Surely I've missed a few Fs in my 'A to Z' of e-learning? An author? An App? I've added 'face to face' as this is the perennial argument against self-directed distance and online learning - Rosetta Stone a gamified way to learn a language lacks the currency of being there.

On Flickr for seven or more years I found myself sharing an interest in the First World War and Hastings courtesy of some photographs my grandfather had of his time there during early training in the Royal Air Force (just formed). Further links led to a lengthy interview for a research paper (UCL), BBC South East and BBC Radio 4. Since when the grandson of someone else featured in the photos has come forward. Flickr makes for an interesting story as it was developed as a games platforms then turned into something else. 

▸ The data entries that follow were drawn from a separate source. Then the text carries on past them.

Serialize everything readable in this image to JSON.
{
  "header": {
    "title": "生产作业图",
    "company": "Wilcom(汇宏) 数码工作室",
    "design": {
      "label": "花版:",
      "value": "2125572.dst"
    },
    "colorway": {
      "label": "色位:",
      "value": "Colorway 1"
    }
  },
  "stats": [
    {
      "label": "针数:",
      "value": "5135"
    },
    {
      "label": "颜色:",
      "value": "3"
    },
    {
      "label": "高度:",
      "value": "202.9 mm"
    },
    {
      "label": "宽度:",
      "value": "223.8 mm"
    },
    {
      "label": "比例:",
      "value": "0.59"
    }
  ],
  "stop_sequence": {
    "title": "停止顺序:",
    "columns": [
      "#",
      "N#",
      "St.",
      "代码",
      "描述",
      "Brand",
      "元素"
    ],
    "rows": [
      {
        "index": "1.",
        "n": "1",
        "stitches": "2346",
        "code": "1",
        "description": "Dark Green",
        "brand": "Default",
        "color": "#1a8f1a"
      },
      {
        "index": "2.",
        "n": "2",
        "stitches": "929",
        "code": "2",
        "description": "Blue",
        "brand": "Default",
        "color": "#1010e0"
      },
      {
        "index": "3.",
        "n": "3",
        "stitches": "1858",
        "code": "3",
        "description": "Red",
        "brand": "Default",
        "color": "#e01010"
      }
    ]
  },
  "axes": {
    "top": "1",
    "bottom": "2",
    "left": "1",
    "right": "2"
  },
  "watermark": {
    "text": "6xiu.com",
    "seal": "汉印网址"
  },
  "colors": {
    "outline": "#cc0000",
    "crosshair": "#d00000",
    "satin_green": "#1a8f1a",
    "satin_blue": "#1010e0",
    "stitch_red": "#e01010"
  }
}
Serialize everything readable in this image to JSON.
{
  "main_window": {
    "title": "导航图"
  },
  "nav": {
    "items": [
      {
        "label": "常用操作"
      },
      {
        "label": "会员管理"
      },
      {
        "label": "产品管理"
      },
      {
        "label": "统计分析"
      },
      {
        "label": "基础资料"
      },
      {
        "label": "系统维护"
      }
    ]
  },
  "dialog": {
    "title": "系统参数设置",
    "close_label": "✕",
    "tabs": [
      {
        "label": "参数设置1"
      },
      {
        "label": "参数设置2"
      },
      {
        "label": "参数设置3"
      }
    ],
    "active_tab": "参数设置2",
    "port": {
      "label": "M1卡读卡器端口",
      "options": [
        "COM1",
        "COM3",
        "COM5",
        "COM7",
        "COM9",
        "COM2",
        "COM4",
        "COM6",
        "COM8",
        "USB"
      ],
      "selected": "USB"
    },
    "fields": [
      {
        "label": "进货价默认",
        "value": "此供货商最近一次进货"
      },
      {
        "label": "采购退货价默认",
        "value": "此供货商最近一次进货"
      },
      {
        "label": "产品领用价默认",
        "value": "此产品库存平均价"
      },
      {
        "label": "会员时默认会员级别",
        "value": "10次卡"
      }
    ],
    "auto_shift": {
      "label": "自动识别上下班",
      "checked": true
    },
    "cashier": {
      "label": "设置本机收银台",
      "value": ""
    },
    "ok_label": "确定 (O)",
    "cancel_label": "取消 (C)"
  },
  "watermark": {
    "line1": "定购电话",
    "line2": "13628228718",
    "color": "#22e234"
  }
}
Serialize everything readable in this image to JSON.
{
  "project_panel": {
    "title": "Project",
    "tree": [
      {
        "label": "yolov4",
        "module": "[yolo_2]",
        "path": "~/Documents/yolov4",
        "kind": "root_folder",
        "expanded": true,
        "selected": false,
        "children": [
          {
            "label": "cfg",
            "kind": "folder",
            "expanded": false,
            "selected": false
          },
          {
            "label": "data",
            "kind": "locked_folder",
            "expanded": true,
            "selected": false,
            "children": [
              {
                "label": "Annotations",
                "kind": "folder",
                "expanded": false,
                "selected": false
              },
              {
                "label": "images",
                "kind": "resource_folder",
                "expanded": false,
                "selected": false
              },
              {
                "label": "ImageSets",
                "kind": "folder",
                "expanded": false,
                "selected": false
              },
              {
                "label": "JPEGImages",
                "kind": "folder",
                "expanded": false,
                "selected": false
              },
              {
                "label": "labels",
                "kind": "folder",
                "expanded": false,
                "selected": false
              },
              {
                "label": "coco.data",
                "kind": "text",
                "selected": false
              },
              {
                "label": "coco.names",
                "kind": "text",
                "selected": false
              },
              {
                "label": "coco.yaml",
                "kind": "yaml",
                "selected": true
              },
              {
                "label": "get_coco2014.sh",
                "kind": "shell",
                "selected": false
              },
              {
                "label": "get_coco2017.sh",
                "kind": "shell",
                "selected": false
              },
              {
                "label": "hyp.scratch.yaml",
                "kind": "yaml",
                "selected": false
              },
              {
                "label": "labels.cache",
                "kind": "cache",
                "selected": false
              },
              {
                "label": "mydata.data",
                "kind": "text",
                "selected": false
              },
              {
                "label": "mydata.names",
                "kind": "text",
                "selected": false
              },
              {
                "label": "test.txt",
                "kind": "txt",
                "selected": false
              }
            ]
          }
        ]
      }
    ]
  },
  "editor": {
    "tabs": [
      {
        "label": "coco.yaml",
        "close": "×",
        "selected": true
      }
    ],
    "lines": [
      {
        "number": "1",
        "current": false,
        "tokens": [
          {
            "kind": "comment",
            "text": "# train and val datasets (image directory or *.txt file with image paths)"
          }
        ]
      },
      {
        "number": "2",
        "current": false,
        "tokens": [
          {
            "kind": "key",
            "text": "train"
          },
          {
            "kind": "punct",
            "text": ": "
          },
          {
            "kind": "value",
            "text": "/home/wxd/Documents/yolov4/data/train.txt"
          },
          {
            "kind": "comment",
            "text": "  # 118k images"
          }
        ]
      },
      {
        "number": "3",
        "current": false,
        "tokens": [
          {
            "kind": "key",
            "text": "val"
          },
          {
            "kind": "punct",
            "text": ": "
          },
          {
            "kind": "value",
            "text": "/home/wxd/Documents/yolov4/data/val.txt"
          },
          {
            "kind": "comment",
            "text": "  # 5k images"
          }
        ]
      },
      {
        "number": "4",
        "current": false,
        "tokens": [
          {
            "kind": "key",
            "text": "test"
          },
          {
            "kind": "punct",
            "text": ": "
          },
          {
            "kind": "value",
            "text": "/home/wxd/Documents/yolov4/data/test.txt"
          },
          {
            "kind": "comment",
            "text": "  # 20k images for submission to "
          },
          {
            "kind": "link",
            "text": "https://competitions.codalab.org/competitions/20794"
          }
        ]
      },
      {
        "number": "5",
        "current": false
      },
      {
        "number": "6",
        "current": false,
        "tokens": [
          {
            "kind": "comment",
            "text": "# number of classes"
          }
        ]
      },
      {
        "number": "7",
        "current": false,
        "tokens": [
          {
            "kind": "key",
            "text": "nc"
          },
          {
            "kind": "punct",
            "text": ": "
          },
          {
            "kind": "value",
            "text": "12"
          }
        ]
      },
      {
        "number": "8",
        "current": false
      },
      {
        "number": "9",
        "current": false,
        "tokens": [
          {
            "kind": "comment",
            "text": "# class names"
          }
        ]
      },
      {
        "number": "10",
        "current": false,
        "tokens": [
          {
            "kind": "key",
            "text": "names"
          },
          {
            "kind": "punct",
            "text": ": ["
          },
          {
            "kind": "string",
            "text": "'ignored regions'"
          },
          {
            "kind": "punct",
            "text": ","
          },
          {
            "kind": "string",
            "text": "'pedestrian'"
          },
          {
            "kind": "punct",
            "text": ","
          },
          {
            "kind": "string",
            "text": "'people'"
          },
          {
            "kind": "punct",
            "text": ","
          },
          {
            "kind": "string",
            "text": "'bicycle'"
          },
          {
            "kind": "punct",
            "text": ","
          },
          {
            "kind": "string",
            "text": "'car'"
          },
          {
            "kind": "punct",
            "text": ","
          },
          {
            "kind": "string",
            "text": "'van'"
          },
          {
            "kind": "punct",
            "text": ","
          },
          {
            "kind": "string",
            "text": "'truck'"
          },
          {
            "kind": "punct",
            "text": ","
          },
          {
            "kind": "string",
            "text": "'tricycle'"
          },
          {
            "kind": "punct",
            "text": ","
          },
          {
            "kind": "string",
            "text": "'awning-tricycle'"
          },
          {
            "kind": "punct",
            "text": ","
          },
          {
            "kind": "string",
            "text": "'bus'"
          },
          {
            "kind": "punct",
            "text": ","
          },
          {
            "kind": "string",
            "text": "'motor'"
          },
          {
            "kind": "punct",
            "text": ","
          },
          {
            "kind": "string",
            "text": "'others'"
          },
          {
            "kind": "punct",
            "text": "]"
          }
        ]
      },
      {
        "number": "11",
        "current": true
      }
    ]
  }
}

Facebook for learning? For informal learning. I don't see it yet. Correct me if I am wrong. Perhaps people are learning far more than they or we are aware. I keep Facebook to immediate family and friends. If I want to learn anything I got to Linkedin Groups. 

Fingerspitzengefuhl expresses what I feel we do an the human-technology interface - finger tapping on keyboards.

'Consider this medium as like talking with your fingers - half-way between spoken conversation and written discourse.' (Hawkridge, Morgan and Jeffs, 1997, quotes in Salmon 2005)

Future Learn is a bit of a new one and an unknown quantity. I've done a couple of MOOCs on future learn (Massive Open Online Courses). Will they and it be a passing phase? There will be competition. Every university will be MOOCing in due course. I admire their enthusiasm and simplicity: a short video, some content, some sharing and a quiz. An assessment. A buzz. 

Forums are a tool in the e-learning design of online courses. How they are placed strategically and whether they work and contribute to specific learning objectives is another matter. 

'Flipping the classroom' is hype. The expression may be used to imply or suggest the need for some kind of revolution in school teaching; I think not. Evolution yes. Teachers and classrooms still matter. It is a way into conversations on how learning technologies and resources are used though. Which is more than a TED lecture and the Khan Academy.